In his post introducing Layout Builder, Buytaert made some pointed remarks about Drupal’s commitment to accessibility:
Accessibility is one of Drupal’s core tenets, and building software that everyone can use is part of our core values and principles. A key part of bringing Layout Builder functionality to a “stable” state for production use will be ensuring that it passes our accessibility gate (Level AA conformance with WCAG and ATAG). This holds for both the authoring tool itself, as well as the markup that it generates. We take our commitment to accessibility seriously.
Some contributors are not as optimistic about Drupal being able to fulfill these bold claims in time to ship the feature in 8.7.0. Andrew Macpherson, one of the accessibility topic maintainers for Drupal 8 core, has proposed Layout Builder offer an alternative UI that users can access without the visual preview UI.
“Dries’ blog post about layout builder yesterday says we’re on track to mark this as stable for D8.7.0,” Macpherson said. “I’m not at all optimistic about that, because as yet there is no feasible plan for how it can be made accessible.
“A minimum viable product for Layout Builder accessibility would be at least one method which works, for each user task, for each input/output method. I don’t think we can say we have found a feasible approach. We’re in deeply experimental territory here – there isn’t a well-established, reliable pattern we can just copy to make the current layout builder accessible. Essentially, we’re making stuff up in a hurry, for a novel UI, with limited opportunity for design validation. There’s no guarantee that users are going to understand it, or find it easy to use. That’s why I’m not optimistic about it getting past the accessibility gate in time for D8.7.0.”
Macpherson said that WCAG strongly advises against providing alternate versions but allows for them in instances where the main version cannot be made accessible.
“I think we are effectively in this situation now, although we are still exploring ideas,” he said.
Macpherson also recommended they continue striving to make the drag-and-drop, visual-preview layout builder UI accessible at the same time. He referenced emerging principles of Inclusive Design for application developers, which recommend “offering choice,” giving users different ways of completing tasks, especially those that may be complex or non-standard.
“Eventually, I’d like to see BOTH layout builder UIs being accessible, and offer genuinely useful choices for everyone,” Macpherson said. “But let’s take the time to do it well, instead of hastily bolting on fixes for one type of interaction method at a time, in a rush to ship a single layout builder UI. ”

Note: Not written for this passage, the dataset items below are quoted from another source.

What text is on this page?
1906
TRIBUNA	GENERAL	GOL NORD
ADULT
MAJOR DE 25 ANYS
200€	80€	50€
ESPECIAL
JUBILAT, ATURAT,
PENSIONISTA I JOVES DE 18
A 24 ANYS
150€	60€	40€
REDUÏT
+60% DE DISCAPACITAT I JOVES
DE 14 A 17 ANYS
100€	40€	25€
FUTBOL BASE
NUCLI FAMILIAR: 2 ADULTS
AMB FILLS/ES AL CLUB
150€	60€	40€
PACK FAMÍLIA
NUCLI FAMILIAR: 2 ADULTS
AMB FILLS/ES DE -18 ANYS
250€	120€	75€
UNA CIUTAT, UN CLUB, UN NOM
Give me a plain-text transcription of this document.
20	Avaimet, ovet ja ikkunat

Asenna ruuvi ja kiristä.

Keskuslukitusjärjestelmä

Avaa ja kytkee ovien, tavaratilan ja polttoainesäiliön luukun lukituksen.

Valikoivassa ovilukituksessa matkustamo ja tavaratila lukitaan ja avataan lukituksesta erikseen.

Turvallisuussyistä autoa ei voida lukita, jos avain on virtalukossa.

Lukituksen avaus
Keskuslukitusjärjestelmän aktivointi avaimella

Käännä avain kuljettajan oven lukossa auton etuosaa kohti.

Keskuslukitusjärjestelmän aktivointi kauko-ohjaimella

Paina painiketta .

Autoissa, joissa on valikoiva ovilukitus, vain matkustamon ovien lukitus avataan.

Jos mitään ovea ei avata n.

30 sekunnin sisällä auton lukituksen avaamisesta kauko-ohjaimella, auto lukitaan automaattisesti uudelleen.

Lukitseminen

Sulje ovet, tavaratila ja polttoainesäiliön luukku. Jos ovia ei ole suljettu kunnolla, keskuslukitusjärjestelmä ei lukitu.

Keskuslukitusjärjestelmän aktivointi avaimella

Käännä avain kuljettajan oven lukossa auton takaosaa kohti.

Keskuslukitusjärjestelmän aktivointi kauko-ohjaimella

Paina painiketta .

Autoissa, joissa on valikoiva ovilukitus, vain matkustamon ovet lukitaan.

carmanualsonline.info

Macpherson’s proposal is still under consideration, but it provides an interesting perspective on similar challenges WordPress contributors are facing with Gutenberg. Modernizing UIs to make the site building experience more accessible for those who don’t know how to code has to be balanced with considerations for those who may not be able see very well or use a mouse. Drupal contributors are exploring providing an alternative accessible UI as a solution to empower more users to take advantage of the new Layout Builder.